Mirror mirror on the wall, who's the fairest of them all?
This quarter's analysis uses a new set of indexes developed by Ron Surz, president of PPCA, San Clemente, Calif., instead of the Russell indexes. There are three reasons for the switch:
* The Russell indexes only consider half of the stocks in the market, the largest 3,000;
* Of that 3000, 30% are included in both the value and growth indexes; and
* Russell rebalances once a year.
The Surz indexes are exhaustive, mutually exclusive and rebalanced quarterly. Mr. Surz puts that 30% of stocks in both the growth and value indexes into a separate "core" category.
The Frank Russell Co. constructed its indexes as a product to sell, and not primarily for use in style analysis. Therefore, the decision to put some stocks in both the value and growth indexes was quite reasonable. Mr. Surz, on the other hand, constructed his indexes so they met the statistical requirements of the returns-based style analysis procedure. They are exhaustive in that they include all stocks in the Standard & Poor's Compustat database and mutually exclusive in that no stock is in two categories.
Accuracy key
Beauty may be in the eye of the beholder, but fairness is not. It is not fair to fund managers or those who hire them to misrepresent their risk-return characteristics. I rely on the indexes to identify the inherent risk and upside potential in a fund's style. The more accurately I can identify the fund's style, the better estimates I can get of the upside potential and downside risk characteristics of that fund. While many of the funds ranked tops by my criteria using the Surz indexes also rank near the topusing the Russell indexes, there are too many contradictions.

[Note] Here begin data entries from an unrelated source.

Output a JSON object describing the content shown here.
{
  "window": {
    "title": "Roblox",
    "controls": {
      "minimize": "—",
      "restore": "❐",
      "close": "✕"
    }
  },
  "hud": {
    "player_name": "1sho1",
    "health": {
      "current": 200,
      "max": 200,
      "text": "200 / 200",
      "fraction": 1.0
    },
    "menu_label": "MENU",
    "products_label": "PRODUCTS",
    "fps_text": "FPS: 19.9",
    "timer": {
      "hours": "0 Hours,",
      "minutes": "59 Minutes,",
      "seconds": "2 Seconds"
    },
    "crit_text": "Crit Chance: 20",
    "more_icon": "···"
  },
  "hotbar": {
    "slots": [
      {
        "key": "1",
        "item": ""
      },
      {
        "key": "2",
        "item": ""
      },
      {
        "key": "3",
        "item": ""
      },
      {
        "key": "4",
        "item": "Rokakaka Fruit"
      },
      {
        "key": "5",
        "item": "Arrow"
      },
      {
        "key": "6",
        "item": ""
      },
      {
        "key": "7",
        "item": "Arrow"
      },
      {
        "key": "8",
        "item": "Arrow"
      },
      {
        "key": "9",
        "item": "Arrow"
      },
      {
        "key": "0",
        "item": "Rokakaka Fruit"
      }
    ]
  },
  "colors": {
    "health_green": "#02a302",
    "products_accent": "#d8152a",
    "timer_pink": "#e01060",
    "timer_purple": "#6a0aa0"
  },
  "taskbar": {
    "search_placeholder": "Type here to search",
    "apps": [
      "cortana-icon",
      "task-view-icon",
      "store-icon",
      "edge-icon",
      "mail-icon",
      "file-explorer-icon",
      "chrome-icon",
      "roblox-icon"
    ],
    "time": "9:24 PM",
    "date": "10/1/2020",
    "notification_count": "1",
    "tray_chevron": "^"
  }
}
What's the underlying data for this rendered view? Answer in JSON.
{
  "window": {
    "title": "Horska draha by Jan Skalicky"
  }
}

For example, the Fidelity Dividend Growth fund is ranked high with the Surz indexes but doesn't make the cut using the Russell indexes. This is due in large part to Surz having a core category and Russell putting those stocks into both value and growth. The graph titled "Style Composition" shows the average fund in this analysis has 12% large core and 12% small core. T. Rowe Price Blue Chip is 51% core. Also, the four Russell indexes together account for less than 50% of the variance in returns of the Surz core index.
There is no similar problem with large-cap growth and large-cap value, as these Surz indexes are highly positively correlated with the Russell indexes.
All funds in the ranking table are first ranked by upside potential ratio (U-P). Those funds in the top quartile with a positive Omega excess are marked with an asterisk. These are the funds I use in my asset allocation model. They are the finalists in the beauty contest. The fairest of them all is ... in the eye of the allocation model.
Frank Sortino is president of Pension Research Institute, Menlo Park, Calif. The fund data were provided by LCG Associates in Atlanta.